Para defender el Dogma de la Inmaculada, hasta en una cofradía, la del Silencio, se juramentaron sus hermanos que con su propia sangre lo defenderían, de hecho esta Hermandad cuando procesiona "la primera" en la madrugada del Viernes Santo porta una espada entre sus insignias para recordar el ofrecimiento a sus hermanos y al resto del mundo.

En 1854 el Papa Pío IX proclamó el Dogma de la Inmaculada Concepción de María, y el 8 de diciembre de 1918 se inaugura el monumento a la Inmaculada. Esta admirable obra consta de dos partes: En la superior representa a la Virgen inspirada en la Inmaculada de Murillo, que pintara para el Hospital de los Venerables de Sevilla; y en su pedestal, cuatro personajes del siglo XVII: Las estatuas de Miguel Cid, Juan Martínez Montañés, Bartolomé Esteban Murillo y el jesuita sevillano Juan de Pineda, que fueron los que más valor infundieron a la hora de defender el dogma de María. Todas las esculturas son obra del escultor Lorenzo Coullaut Valera y el diseño del arquitecto José Espiau y Muñoz.

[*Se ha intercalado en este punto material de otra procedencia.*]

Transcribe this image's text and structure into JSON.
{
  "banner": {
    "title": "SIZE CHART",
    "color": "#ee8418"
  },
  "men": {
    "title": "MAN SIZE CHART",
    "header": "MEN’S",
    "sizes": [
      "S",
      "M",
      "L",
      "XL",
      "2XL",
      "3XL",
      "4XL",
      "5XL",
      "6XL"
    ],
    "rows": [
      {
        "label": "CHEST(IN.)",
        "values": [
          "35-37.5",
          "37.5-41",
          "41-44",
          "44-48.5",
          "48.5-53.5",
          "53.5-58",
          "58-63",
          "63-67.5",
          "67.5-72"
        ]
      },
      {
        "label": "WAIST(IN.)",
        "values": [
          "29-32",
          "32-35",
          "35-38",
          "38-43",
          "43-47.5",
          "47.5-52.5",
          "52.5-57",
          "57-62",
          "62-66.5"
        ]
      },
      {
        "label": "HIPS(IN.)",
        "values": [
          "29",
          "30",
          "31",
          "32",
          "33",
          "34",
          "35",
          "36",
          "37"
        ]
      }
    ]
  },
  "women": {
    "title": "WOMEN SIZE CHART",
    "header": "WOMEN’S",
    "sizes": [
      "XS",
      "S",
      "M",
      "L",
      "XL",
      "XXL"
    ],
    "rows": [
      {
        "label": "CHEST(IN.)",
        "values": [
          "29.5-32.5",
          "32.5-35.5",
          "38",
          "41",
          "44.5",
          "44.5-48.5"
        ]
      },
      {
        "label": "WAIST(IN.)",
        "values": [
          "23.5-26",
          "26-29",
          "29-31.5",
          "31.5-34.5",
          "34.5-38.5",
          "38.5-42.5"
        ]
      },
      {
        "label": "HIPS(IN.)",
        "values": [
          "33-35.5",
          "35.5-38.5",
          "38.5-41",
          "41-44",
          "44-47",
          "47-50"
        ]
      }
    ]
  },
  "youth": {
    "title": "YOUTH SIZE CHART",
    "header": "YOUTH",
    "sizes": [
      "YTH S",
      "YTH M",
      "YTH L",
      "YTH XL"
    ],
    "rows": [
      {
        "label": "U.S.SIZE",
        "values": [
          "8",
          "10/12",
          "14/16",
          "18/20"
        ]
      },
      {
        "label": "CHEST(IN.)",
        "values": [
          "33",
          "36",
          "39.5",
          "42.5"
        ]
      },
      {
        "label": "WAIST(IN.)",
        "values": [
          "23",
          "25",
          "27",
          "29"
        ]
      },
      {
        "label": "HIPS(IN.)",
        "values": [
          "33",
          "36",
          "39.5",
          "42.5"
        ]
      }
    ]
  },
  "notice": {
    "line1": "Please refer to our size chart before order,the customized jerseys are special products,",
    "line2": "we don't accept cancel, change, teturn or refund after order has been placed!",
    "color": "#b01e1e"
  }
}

En 1927 un grupo de jóvenes inicia la tradición de cantar la salve y ofrecer flores a la Virgen en la madrugada del 8 de diciembre. La historia revela que la Tuna de Peritos Industriales de Sevilla, en 1945 (según sus datos), junto con la Tuna de Medicina y las desaparecidas Tunas de la Escuela Náutica y la de Ciencias, canta a la Purísima en la noche de la Inmaculada. Esta costumbre con el paso del tiempo, se fue extendiendo a otras tunas hasta encontrarnos con la situación actual.

Por ser una de las primeras tunas que cantaron el 8 de diciembre a la Inmaculada, es la Tuna de Peritos de Sevilla la única tuna de España cuyo cinturón no es negro, como el del resto de las tunas, sino blanco, tipo fajín, que les fue impuesto por el Cardenal Segura en el año 1952. En la actualidad siguen conservando esa distinción.

Todo esto que, poco a poco, se fue convirtiendo en la noche de las tunas sevillanas, reúne cada año a miles de personas de nuestra ciudad, y de fuera, que acuden para presenciar como rondan a la Purísima. Se comienza a las doce de la noche para rezar la salve a los pies del monumento, y a continuación, empiezan a desfilar todas las tunas de Sevilla, por orden de antigüedad (salvo excepciones).

Cada año, fue aumentando el número de tunas para rondar esta noche a la Purísima; y tanto fue el sentir popular y mariano de los sevillanos, que no hubo más remedio que tomar medidas, haciéndose cargo de la organización el Consejo de Tunas del Distrito Universitario de Sevilla, el cual asumió dicha responsabilidad desde entonces, designando cada año a la tuna organizadora siguiendo el orden de antigüedad.

En la semioscuridad de la noche las tunas marchan posteriormente a la ronda por delante del monumento, por el Barrio de Santa Cruz, tocando como siempre sus instrumentos y entonando sus populares cantos, lo que hace que Sevilla se convierta una noche más en algo mágico en su madrugada.